Corresponding sides of similar triangles are proportional.

$\therefore \dfrac{AL}{LB} = \dfrac{AM}{MC} \\[1em] \Rightarrow \dfrac{2}{4} = \dfrac{9 - MC}{MC} \\[1em] \Rightarrow 2MC = 4(9 - MC) \\[1em] \Rightarrow 2MC = 36 - 4MC \\[1em] \Rightarrow 2MC + 4MC = 36 \\[1em] \Rightarrow 6MC = 36 \\[1em] \Rightarrow MC = \dfrac{36}{6} \\[1em] \Rightarrow MC = 6 \text{ cm.}$

Hence, CM = 6 cm.

(ii) Given

In ΔALM and ΔABC,

∠AML = ∠ACB [Corresponding angles are equal]

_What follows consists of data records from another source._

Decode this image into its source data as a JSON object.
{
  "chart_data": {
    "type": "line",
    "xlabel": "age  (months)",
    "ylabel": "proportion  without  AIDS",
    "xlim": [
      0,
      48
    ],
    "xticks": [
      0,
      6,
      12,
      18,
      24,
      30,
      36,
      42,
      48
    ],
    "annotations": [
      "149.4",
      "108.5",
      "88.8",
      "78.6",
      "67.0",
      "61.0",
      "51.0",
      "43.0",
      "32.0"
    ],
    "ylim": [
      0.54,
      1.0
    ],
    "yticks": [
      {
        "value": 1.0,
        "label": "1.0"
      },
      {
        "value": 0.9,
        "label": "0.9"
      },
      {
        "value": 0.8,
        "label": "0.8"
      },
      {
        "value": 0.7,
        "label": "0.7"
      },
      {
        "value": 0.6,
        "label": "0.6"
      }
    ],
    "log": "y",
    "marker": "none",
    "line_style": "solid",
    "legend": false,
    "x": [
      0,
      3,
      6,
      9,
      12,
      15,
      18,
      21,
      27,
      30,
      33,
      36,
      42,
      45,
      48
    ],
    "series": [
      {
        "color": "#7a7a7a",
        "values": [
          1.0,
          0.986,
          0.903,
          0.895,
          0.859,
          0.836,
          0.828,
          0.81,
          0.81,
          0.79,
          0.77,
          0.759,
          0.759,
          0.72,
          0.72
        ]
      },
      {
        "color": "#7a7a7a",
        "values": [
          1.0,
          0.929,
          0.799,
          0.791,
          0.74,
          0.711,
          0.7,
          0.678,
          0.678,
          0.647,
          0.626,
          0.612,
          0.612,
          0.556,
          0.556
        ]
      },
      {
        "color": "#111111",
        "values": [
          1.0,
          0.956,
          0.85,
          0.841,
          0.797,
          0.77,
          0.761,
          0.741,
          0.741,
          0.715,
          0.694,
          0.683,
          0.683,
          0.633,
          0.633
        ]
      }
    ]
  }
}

∠LAM = ∠BAC [Common angle]

ΔAML ∼ ΔABC [By AA similarity]

We know that,

The ratio of the areas of two similar triangles is equal to the ratio of the square of their corresponding sides.

$\therefore \dfrac{\text{ar(ΔALM)}}{\text{ar(ΔABC)}} = \Big(\dfrac{AL}{AB}\Big)^2 \\[1em] \Rightarrow \dfrac{\text{ar(ΔALM)}}{\text{ar(ΔABC)}} = \Big(\dfrac{2}{6}\Big)^2 \\[1em] \Rightarrow \dfrac{\text{ar(ΔALM)}}{\text{ar(ΔABC)}} = \dfrac{4}{36} \\[1em] \Rightarrow \dfrac{\text{ar(ΔALM)}}{\text{ar(ΔABC)}} = \dfrac{1}{9}.$

Let ar(ΔALM) = x, then ar(ΔABC) = 9x.

From figure,

ar(trap. LBCM) = ar(ΔABC) - ar(ΔALM)

= 9x - x

= 8x.

$\Rightarrow \dfrac{\text{ar(ΔALM)}}{\text{ar(trap. LBCM)}} = \dfrac{x}{8x} = \dfrac{1}{8}$.

Hence, $\dfrac{\text{ar(ΔALM)}}{\text{ar(trap. LBCM)}} = \dfrac{1}{8}$.